— Ну, это правда. Порнографический ангел, если таковой существует. Я боялся, что мне придется обратиться к врачу сегодня, потому что мой член оставался твердым всю ночь.
Я шепчу: — Я это заметила.
Через некоторое время он хрипло шепчет в ответ: — Ты такая чертовски красивая. Твоя кожа заставляет меня плакать.
Я улыбаюсь, неистово краснея. — Я знаю, что это строчка из песни, Ромео.
— Проклятие. Ты поймала меня. У моих сценаристов перерыв. Но бонусные баллы за старание?
— Ты не звучишь так, будто тебе жаль, поэтому никаких бонусов.
— Хм. А если я скажу, что у меня сейчас стоит только от того, что я слышу твой голос?
— Менее романтично, но более реалистично. Я дам тебе один балл.
Его голос становится дразнящим.
— О, ты хочешь романтики, да? А я думал, что ты за мной только из-за моего тела.
— Твое невероятное тело, да, к сожалению, это все, что меня интересует. Кстати, я хотела тебя кое о чем спросить.
— О чем?
— О татуировке на твоем плече. Прошлой ночью было слишком темно, чтобы я могла ее прочитать. Что там написано?
Его колебания - это внезапный треск напряжения за гранью. — Duris dura fraguntur.
Это латынь, это я знаю наверняка. По изменению в его голосе я также знаю, что ступила на опасную территорию, но ничего не могу поделать, чтобы не ступить дальше. Мое любопытство слишком сильно. — Что это значит?
Он отвечает тихим голосом. — Твердые вещи ломаются твердыми вещами.
Я думаю о простом курсивном тексте, вытатуированном на округлой мышце его плеча.
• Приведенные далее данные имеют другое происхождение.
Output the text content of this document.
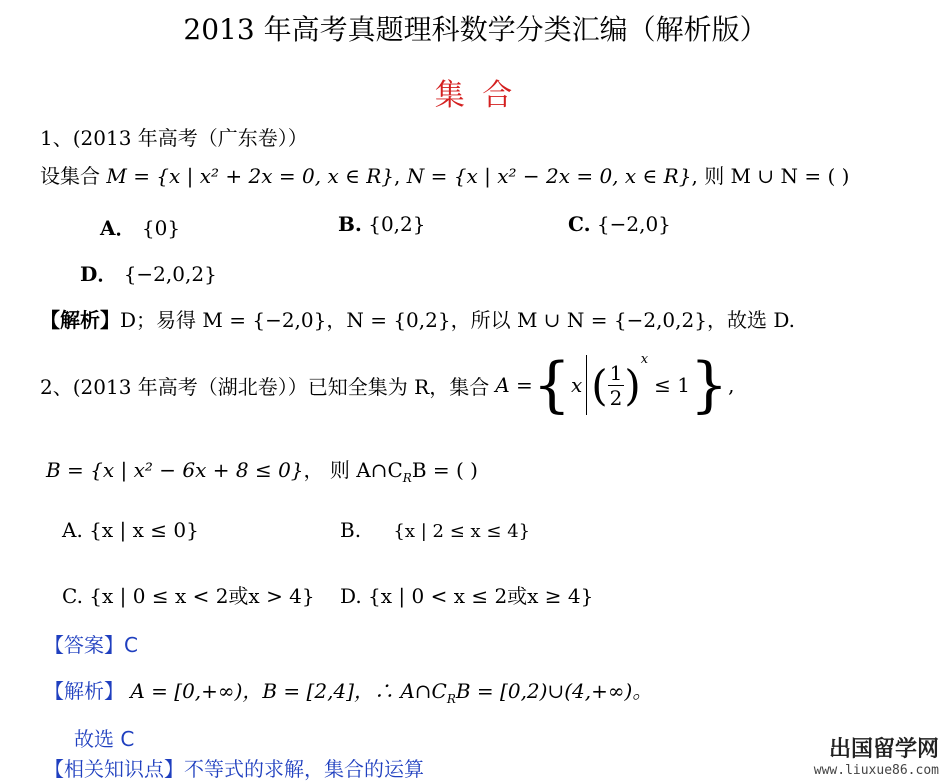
2013 年高考真题理科数学分类汇编（解析版）
集 合
1、(2013 年高考（广东卷））
设集合 M = {x | x² + 2x = 0, x ∈ R}, N = {x | x² − 2x = 0, x ∈ R}, 则 M ∪ N = ( )
A． {0}	B. {0,2}	C. {−2,0}
D． {−2,0,2}
【解析】D；易得 M = {−2,0}，N = {0,2}，所以 M ∪ N = {−2,0,2}，故选 D.
2、(2013 年高考（湖北卷））已知全集为 R，集合 A = { x ( $\frac{1}{2}$ )
x
≤ 1 } ,
B = {x | x² − 6x + 8 ≤ 0}， 则 $A\cap C_RB$ = ( )
A. {x | x ≤ 0}	B. {x | 2 ≤ x ≤ 4}
C. {x | 0 ≤ x < 2或x > 4} D. {x | 0 < x ≤ 2或x ≥ 4}
【答案】C
【解析】 A = [0,+∞)，B = [2,4]，∴ $A\cap C_RB$ = [0,2)∪(4,+∞)。
故选 C
【相关知识点】不等式的求解，集合的运算
出国留学网
www.liuxue86.com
Под ним - два таинственных ряда коротких черных линий, похожих на штрих-код.
Меня охватывает жуткая тревога, будто кто-то переступил через мою могилу.
— Ох.
Мы сидим в неловком молчании, пока он не говорит: — Я заметил, что у тебя нет татуировок.
Это настолько элегантный переход, насколько это возможно, учитывая обстоятельства, поэтому я продолжаю. — Я не большой поклонник игл.
Его голос становится теплее. — Это точно. Ты же говорила, что не любишь боль.
— Какую бы то ни было. Когда дело доходит до физической боли, я как большой ребенок. Задира может довести меня до слез.
— Так же, как и оргазм.
Я знаю, что он только дразнится, потому что его тон удивительно мягкий, но все равно мне неловко. Мои уши начинают гореть.
Он догадывается, почему я молчу. — Не стесняйся. Я надеюсь, что отныне и до сентября ты будешь плакать как можно чаще.
Представляя, как я плачу каждый раз, когда он касается меня, я начинаю нервничать. Опустив голову на руки, я стону. — У меня плохое предчувствие, что мне понадобится много салфеток.
Он смеется. — Мы пойдем в один из тех больших магазинов, запасемся ими.
— Судя по тому, как ты меня нервируешь, нам придется запастись еще и нюхательной солью. Я каждый раз теряю сознание, когда вижу тебя.
— Как думаешь, у них есть дефибрилляторы? Потому что мне, наверное, когда-нибудь понадобится такой. Рано или поздно, учитывая то, что случилось с моим сердцем, когда я увидел, как ты кончала. — Его голос становится грубым. — Я не могу дождаться, когда снова возьму тебя в рот. Мне снились сны о том, какая ты сладкая на вкус. Когда я проснулся, мой член пульсировал.
Его голос такой горячий, что я начинаю потеть. Он не единственный, кому может понадобиться дефибриллятор.
Я едва слышно говорю: — Здесь тоже начинает пульсировать.
Он издает этот волчий звук, который я нахожу таким странным образом возбуждающим. — Твоя киска намокла, Оливия?
Он обожает это слово: киска. Признаюсь, оно никогда не было моим любимым, но из его уст, когда он произносит его с такой мужской потребностью, оно в последнее время приобретает все большую популярность.
— Да. Когда я могу тебя увидеть? Я хотела бы отплатить тебе за тот невероятный оргазм, который ты подарил мне прошлой ночью.
Его резкий вдох говорит о том, что потребность в моем голосе влияет на него так же, как потребность в его голосе влияет на меня.